The nature of this day is quite controversial as some locals believe it should be celebrated in a grand way while some believe it should be a silent observer.
There are also some who believe that this holiday is culturally insensitive to native Hawaiians.
Hawaii Statehood Day is a public holiday in Hawaii, which means that schools and some businesses remain closed.
History of Hawaii Statehood Day
The attempts to make Hawaii an official state of the Union started back in 1849.
During the Spanish-American War in 1898, the United States acquired Hawaii forcefully for strategic purposes. Also, they treated Hawaii as a military command post World War II.
After the war, a majority of the population was in favor of Hawaii becoming a State of the United States. However, many natives were against the illegal acquisition of Hawaii and wanted Hawaiian sovereignty.

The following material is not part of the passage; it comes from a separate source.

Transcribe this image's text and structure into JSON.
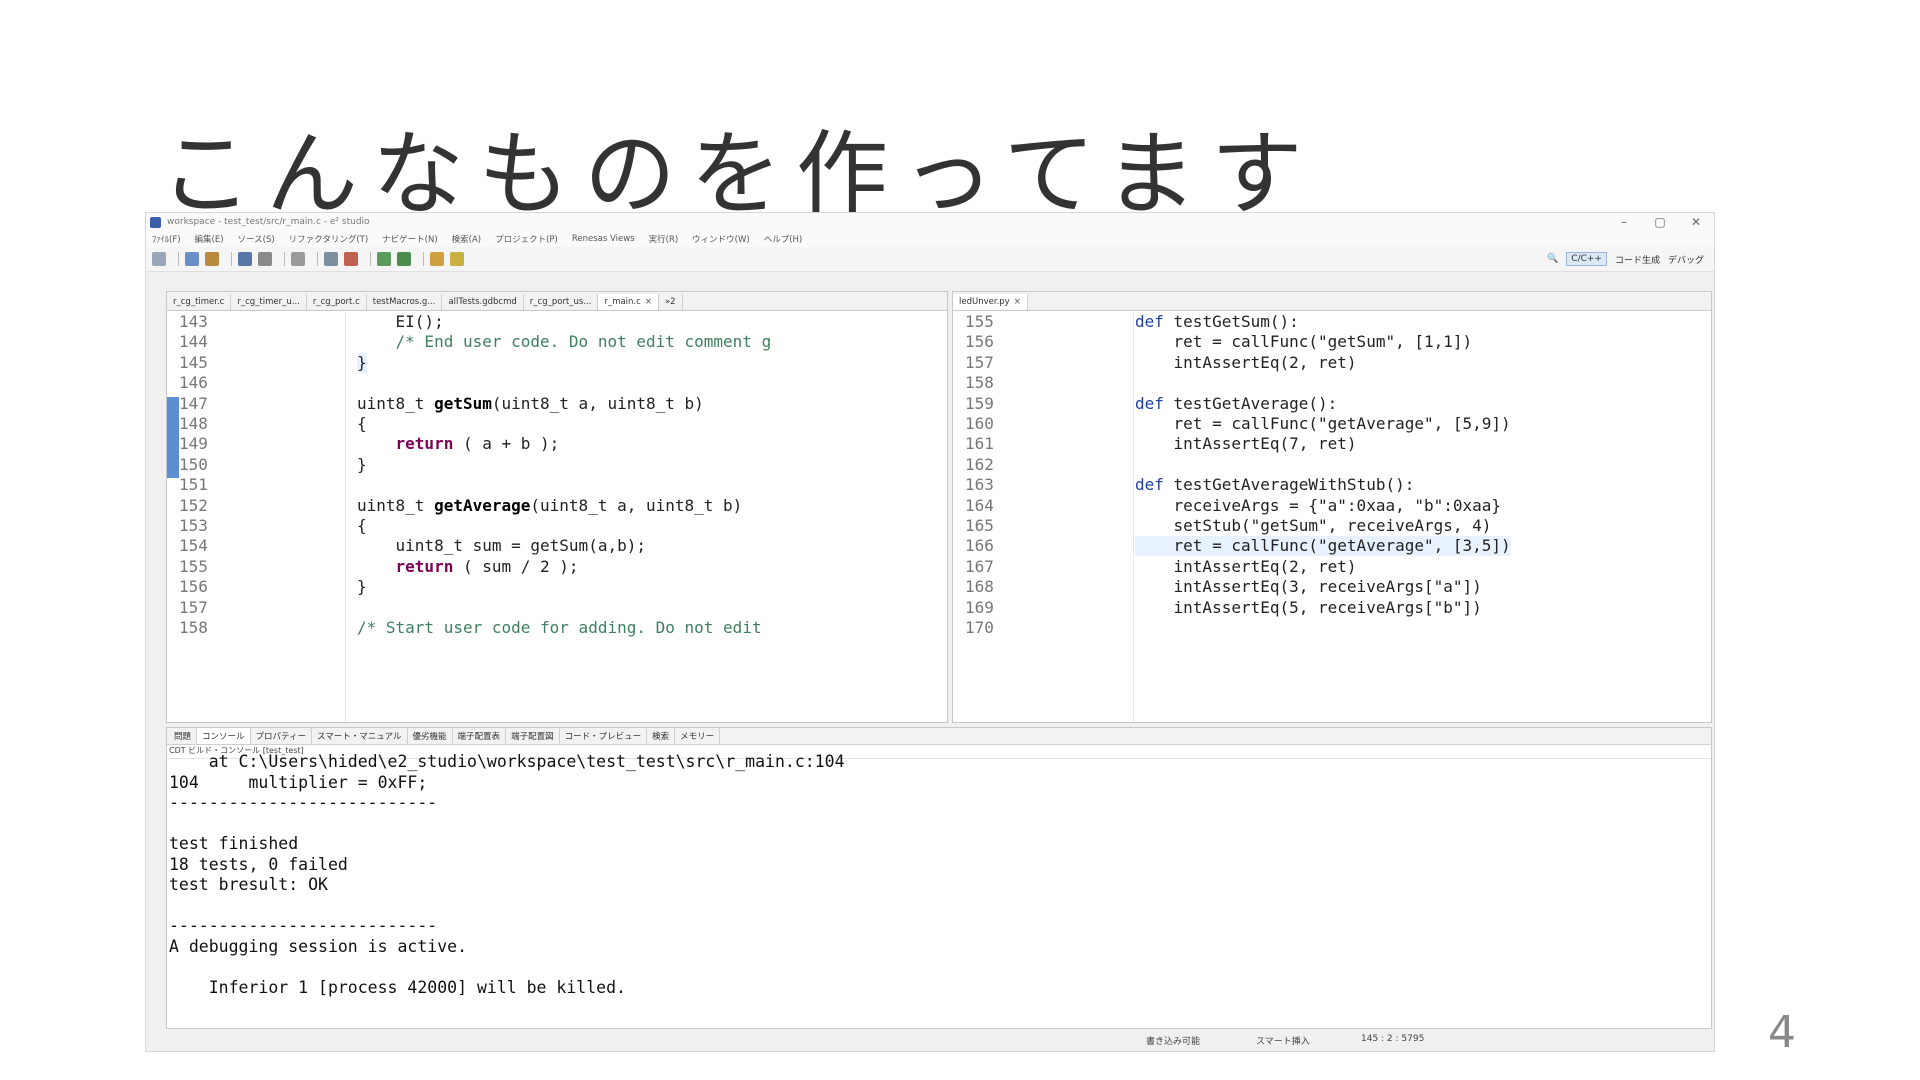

There was also some resistance from the southern states of the USA, as they were still segregated, and Hawaii was very ethnically diverse.
Over the years, Hawaii had many statehood bills, the first one being in 1919 by Prince Jonah Kuhio Kalanianaole.
It was only in 1959 that Congress approved the statehood bill, after a referendum where 94% of Hawaiian residents voted in favor of Hawaii becoming a state.
On August 21, 1959, Hawaii was officially admitted as the 50th state of the Union by President Eisenhower.
The first celebration of this day took place in 1969, and the holiday was known as Admission Day until 2001 when the name was changed to Hawaii Statehood Day.
How Hawaii Statehood Day is Celebrated
As it is such a controversial day, Hawaii Statehood Day is mainly observed as a silent holiday with no big events to commemorate it.
A State Senator attempted to have a small celebration in the Iolani Palace. However, a group of protesters were there to demonstrate their unhappiness with the celebration of this holiday.
As it is a day off for most of the population, beaches, and parks are crowded with friends and family groups.